Выбрать главу

- И вы считаете, - снова спросил он, - что этого достаточно, чтобы...

- Да, считаю!

Это все, что произнес Жора в ответ.

Последовала пауза, сотканная из такой тишины, что, казалось, сейчас рухнут стены.

Наш Нобелевский вождь смотрел на Жору удивленным взглядом, затем приподнялся, посмотрел налево-направо-назад, призывая в свидетели всех, у кого есть глаза и уши, и, наконец, задал свой последний вопрос:

- Что «Да, считаю!»?..

Он уперся грозным черным взглядом в Жорин светлый лоб.

- Sapienti sat, - сказал Жора, помолчал секунду и добавил, - умному достаточно. - И перевел взгляд в окно в ожидании нового вопроса.

Зал рявкнул! Тишина была просто распорота! Возгласы и крики, и истошный рев, и смех, и, конечно, несмолкаемые аплодисменты - зал встал. Это был фурор. Больше никто вопросов не задавал. Дифирамбы облепили Жору, как пчелы матку. Это был фурор! Кино! Цирк! Все были в восторге от такого ответа, налево и направо расхваливали этот неординарный шаг, и за Жорой закрепилась слава и звание смельчака и оригинала, от которого он и не думал отказываться. Так на наших глазах рождалась Жорина харизма.

Однажды он высказал какое-то неудовольствие.

- Тебе не пристало скулить, - сказал ему тогда Юра, - ты уже состоялся...

Жора не стал противоречить.

- Все так считают, - сказал он, - но что значит «состояться»? Можно сладко есть и хорошо спать, преуспеть в делах и быть по-настоящему и богатым, и знаменитым; можно слыть сердцеедом и баловнем судьбы, но, если мир не живет в твоем сердце, тебе нечем гордиться и хвастаться. Эта внутренняя, незаметная на первый взгляд перестрелка с самим собой, в конце концов, прихлопнет тебя, и ты потеряешь все, что делало тебя героем в глазах тех, кто пел тебе дифирамбы, и на мнение которых тебе наплевать. И в собственных тоже. От себя ведь не спрячешься... Состояться лишь в глазах тех, кого ты и в грош не ставишь, значит убаюкать себя, не потрудившись назначить себе настоящую цену.

Временами казалось, что он все обо всем знает. Я пытался распознить тайну его личности. Мне хотелось найти в нем хоть что-нибудь ординарное и хоть в чем-нибудь его превосходить. А как же!

-... и возьми себе в толк, - однажды приоизнес Жора, словно чувствуя мои попытки разложить его по полочкам, - тебе никогда не удастся...

И развивал целую теорию своей непознаваемости. И моя уверенность выведать в нем крупицы таинства таяла на глазах.
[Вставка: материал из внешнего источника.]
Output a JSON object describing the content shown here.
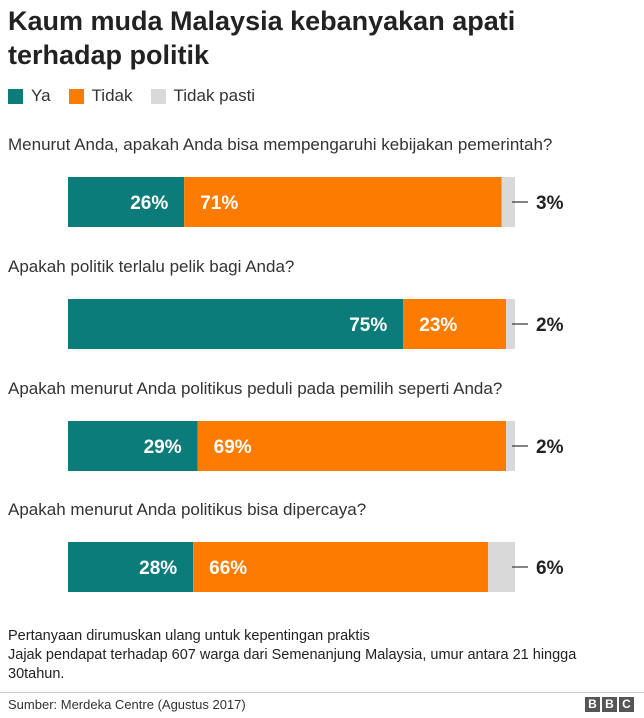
{
  "title": "Kaum muda Malaysia kebanyakan apati terhadap politik",
  "colors": {
    "ya": "#0b7c7a",
    "tidak": "#fd7c00",
    "tidak_pasti": "#d9d9d9"
  },
  "legend": [
    {
      "label": "Ya",
      "color": "#0b7c7a"
    },
    {
      "label": "Tidak",
      "color": "#fd7c00"
    },
    {
      "label": "Tidak pasti",
      "color": "#d9d9d9"
    }
  ],
  "chart_data": {
    "type": "bar",
    "stacked": true,
    "orientation": "horizontal",
    "title": "Kaum muda Malaysia kebanyakan apati terhadap politik",
    "categories": [
      "Menurut Anda, apakah Anda bisa mempengaruhi kebijakan pemerintah?",
      "Apakah politik terlalu pelik bagi Anda?",
      "Apakah menurut Anda politikus peduli pada pemilih seperti Anda?",
      "Apakah menurut Anda politikus bisa dipercaya?"
    ],
    "series": [
      {
        "name": "Ya",
        "values": [
          26,
          75,
          29,
          28
        ],
        "labels": [
          "26%",
          "75%",
          "29%",
          "28%"
        ]
      },
      {
        "name": "Tidak",
        "values": [
          71,
          23,
          69,
          66
        ],
        "labels": [
          "71%",
          "23%",
          "69%",
          "66%"
        ]
      },
      {
        "name": "Tidak pasti",
        "values": [
          3,
          2,
          2,
          6
        ],
        "labels": [
          "3%",
          "2%",
          "2%",
          "6%"
        ]
      }
    ],
    "xlim": [
      0,
      100
    ],
    "grid": false,
    "legend_position": "top-left"
  },
  "notes": [
    "Pertanyaan dirumuskan ulang untuk kepentingan praktis",
    "Jajak pendapat terhadap 607 warga dari Semenanjung Malaysia, umur antara 21 hingga 30tahun."
  ],
  "source": "Sumber: Merdeka Centre (Agustus 2017)",
  "logo": [
    "B",
    "B",
    "C"
  ]
}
Я часто заходил к нему в комнату общежития. Мы взбивали с ним гоголь-моголь, и, поедая с хлебом эту вкуснейшую массу, я думал, как неприхотливо-изящно устроен Жорин быт. На кровати вместо подушки лежало скатанное, как солдатская шинель, синее драповое пальто, и нарочито-небрежная неприбранность в комнате казалась очень романтичной. Жорино синее пальто поражало меня своей многофункциональностью. Оно использовалось как подушка, как одеяло и как пальто, и часто - как штора на единственное окно, когда требовалось затенить солнечный свет. Я никогда не видел, чтобы Жора подметал пол или мыл посуду. Это не могло даже прийти ему в голову - его мысли были заняты небом, а не шпалерами, звездами, а не лампочками... Когда вопрос отъезда Жоры в Москву был решен, я набрался смелости, подошел к нему и, взяв за заштопанный на локте рукав синей шерстяной кофты, все-таки спросил:

- А как же мы, как же все?..

Жора хмуро посмотрел на меня и сказал:

- Если я сейчас не уеду, я навсегда останусь Жорой вот в этой своей вечной синей кофте... - Он бровью указал на прозрачный куль, в котором навыворот было скатано и перетянуто каким-то шнурком его пальто, и добавил: - ...и вот в этом вечном синем пальто.

Грусть расплескалась в синеве его глаз, но он хотел казаться счастливым. Меня это сразило. Я точно зачарованный смотрел на него, все еще не веря в происходящее.